On February 15, 2000, the Federal Court of Justice, Germany's highest court in civil and criminal cases, ruled the 12 vaccinations to be the country's medical standard.
However, parents alone decide whether their child receives all 12 vaccines.
'Many parents are wary,' remarked Sigrid Ley-Koellstadt, a physician for the Marburg-based German Green Cross (DGK). They wonder which vaccinations are important and what is good for their child.
'In their search for answers, many parents use the internet and come across a lot of inaccurate information,' Ley-Koellstadt said. She urgently advised parents to consult a paediatrician or at least make sure that the informational pages they consult on the internet are certified.
'Vaccinations save lives,' she pointed out, adding that the need to immunize children should not be a matter of debate anymore. But, as the saying goes, 'Out of sight, out of mind.'
As many diseases have disappeared, a lot of people seemed inclined to think the threat they posed had passed, she noted.
This assumption is false, Ley-Koellstadt stressed. 'If a society isn't systematically immunized, these diseases return,' she said.
Take measles, for instance. To 'wipe out' this viral disease within a population, 95 per cent of the people have to be vaccinated against it. This percentage has not yet been reached in Germany. Consequently, measles epidemics repeatedly break out in various German states.

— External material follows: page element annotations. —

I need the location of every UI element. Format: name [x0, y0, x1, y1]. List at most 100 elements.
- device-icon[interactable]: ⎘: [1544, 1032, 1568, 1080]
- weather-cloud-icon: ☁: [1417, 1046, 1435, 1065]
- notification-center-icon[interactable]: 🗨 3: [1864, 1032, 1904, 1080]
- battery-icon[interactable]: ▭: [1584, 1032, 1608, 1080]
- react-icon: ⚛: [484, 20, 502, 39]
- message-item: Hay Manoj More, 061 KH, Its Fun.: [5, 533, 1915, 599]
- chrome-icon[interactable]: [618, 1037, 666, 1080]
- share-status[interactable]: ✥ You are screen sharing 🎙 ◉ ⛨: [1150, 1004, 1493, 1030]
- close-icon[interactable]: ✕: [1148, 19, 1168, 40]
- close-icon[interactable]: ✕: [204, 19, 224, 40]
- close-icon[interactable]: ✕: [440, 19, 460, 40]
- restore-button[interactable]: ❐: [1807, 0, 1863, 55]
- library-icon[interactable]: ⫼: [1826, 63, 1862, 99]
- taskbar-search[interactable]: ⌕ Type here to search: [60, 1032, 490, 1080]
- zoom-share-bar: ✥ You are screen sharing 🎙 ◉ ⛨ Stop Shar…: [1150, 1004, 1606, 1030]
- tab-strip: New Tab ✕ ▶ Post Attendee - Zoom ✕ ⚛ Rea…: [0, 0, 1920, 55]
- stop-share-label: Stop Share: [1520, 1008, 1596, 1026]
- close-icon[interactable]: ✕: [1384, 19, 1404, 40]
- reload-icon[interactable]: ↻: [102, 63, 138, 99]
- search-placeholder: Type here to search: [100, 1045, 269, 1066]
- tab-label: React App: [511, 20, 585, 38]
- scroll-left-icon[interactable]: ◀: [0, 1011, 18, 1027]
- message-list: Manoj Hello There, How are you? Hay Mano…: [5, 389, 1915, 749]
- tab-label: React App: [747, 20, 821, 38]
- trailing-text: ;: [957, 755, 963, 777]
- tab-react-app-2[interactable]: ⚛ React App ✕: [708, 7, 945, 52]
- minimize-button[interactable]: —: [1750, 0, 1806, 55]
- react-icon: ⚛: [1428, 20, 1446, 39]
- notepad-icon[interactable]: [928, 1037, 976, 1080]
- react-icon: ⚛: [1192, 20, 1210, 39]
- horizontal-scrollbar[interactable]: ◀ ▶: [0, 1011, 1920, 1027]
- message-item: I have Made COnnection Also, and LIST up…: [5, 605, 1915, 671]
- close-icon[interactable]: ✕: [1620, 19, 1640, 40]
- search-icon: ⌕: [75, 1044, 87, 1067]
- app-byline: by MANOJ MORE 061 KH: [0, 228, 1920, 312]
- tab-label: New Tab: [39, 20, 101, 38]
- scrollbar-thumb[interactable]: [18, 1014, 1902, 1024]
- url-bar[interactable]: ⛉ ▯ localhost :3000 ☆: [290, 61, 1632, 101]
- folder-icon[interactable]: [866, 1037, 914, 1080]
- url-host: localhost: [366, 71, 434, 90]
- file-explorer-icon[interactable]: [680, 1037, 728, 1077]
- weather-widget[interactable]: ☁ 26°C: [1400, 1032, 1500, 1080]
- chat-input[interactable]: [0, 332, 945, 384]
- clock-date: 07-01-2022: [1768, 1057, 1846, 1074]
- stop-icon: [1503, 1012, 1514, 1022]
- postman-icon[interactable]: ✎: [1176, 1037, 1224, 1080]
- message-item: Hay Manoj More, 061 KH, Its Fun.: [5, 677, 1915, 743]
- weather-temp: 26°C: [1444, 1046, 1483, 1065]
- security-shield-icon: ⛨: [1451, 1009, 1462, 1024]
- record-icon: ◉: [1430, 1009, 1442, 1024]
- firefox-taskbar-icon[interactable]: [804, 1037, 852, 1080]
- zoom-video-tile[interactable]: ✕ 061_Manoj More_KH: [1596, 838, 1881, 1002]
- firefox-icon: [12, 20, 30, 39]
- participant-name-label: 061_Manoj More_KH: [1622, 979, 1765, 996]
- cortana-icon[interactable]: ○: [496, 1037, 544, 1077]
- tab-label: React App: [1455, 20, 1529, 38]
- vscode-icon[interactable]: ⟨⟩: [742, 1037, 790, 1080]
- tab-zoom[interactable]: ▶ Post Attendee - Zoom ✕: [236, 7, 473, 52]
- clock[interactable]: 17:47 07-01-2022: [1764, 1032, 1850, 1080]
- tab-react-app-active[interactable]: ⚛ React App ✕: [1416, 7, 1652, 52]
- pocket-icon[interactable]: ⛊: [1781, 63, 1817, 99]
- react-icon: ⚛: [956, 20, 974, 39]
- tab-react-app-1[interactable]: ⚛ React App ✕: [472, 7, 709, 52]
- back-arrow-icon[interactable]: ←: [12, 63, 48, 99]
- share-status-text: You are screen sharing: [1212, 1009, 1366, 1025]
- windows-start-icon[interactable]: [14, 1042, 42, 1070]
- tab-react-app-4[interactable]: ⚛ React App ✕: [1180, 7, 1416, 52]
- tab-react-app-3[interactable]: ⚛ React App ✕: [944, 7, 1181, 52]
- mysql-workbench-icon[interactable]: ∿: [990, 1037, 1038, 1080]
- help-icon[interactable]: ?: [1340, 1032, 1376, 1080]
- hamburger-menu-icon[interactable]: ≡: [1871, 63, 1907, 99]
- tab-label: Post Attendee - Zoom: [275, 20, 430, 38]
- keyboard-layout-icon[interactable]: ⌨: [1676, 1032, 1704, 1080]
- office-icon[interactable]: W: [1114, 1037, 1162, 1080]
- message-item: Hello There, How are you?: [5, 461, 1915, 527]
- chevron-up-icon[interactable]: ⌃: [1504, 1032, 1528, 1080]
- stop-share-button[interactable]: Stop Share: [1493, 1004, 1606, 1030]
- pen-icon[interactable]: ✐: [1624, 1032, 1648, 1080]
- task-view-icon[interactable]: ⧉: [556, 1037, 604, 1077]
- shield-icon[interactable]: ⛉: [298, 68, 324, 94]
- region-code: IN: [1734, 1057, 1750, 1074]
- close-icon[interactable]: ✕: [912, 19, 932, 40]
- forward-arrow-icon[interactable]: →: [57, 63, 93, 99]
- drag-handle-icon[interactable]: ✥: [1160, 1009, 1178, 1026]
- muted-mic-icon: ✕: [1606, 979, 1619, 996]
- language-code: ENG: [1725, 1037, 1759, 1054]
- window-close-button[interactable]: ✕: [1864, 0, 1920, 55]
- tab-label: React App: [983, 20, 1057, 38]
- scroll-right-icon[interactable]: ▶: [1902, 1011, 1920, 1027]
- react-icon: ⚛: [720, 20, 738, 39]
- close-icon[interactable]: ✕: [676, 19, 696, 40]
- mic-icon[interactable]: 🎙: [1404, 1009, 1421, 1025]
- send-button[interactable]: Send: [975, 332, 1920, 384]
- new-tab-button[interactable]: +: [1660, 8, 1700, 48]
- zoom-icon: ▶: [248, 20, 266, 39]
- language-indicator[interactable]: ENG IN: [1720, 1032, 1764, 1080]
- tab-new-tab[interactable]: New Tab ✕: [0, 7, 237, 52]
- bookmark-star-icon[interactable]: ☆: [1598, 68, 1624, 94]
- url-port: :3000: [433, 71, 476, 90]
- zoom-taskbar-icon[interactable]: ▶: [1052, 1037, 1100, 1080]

More than 30 cases of measles have been reported in the city-state of Hamburg since the start of 2009, and the RKI has registered isolated cases this year in the states of Rhineland-Palatinate and Bavaria. In the state of North Rhine-Westphalia, several schools were temporarily closed after students there came down with measles.
Measles is not an innocuous childhood illness; it carries the risk of serious complications.
'Measles encephalitis (inflammation of the brain) occurs in one in 1,000 cases of measles, and about every third infected child suffers permanent damage,' according to Martina Lenzen-Schulte, an author from the German city of Freiburg who specializes in medical topics.
In fact, the risk of serious or even fatal consequences from a measles infection is many times greater than possible side effects from a vaccination.
'Of course complications arise after vaccinations in certain cases, but they are far outweighed by the risk of not vaccinating,' Lenzen-Schulte said.
Parents should also be aware of their own vaccination status. In a survey by the Quarks and Co. science programme of the Cologne-based West German Broadcasting Corporation, about 25 per cent of adults who responded did not know whether they had been adequately vaccinated against smallpox, measles, mumps and rubella. Only 30 per cent were certain they had been vaccinated against pertussis.
'Especially given these circumstances, an infant's surroundings should be sheltered because the smallest ones are at the highest risk before they can be vaccinated,' Lenzen-Schulte said.
Physicians consequently recommend that parents not only check and update their children's vaccination calendar regularly, but their own as well.
Immunization also lowers the risk of infection in a society as a whole.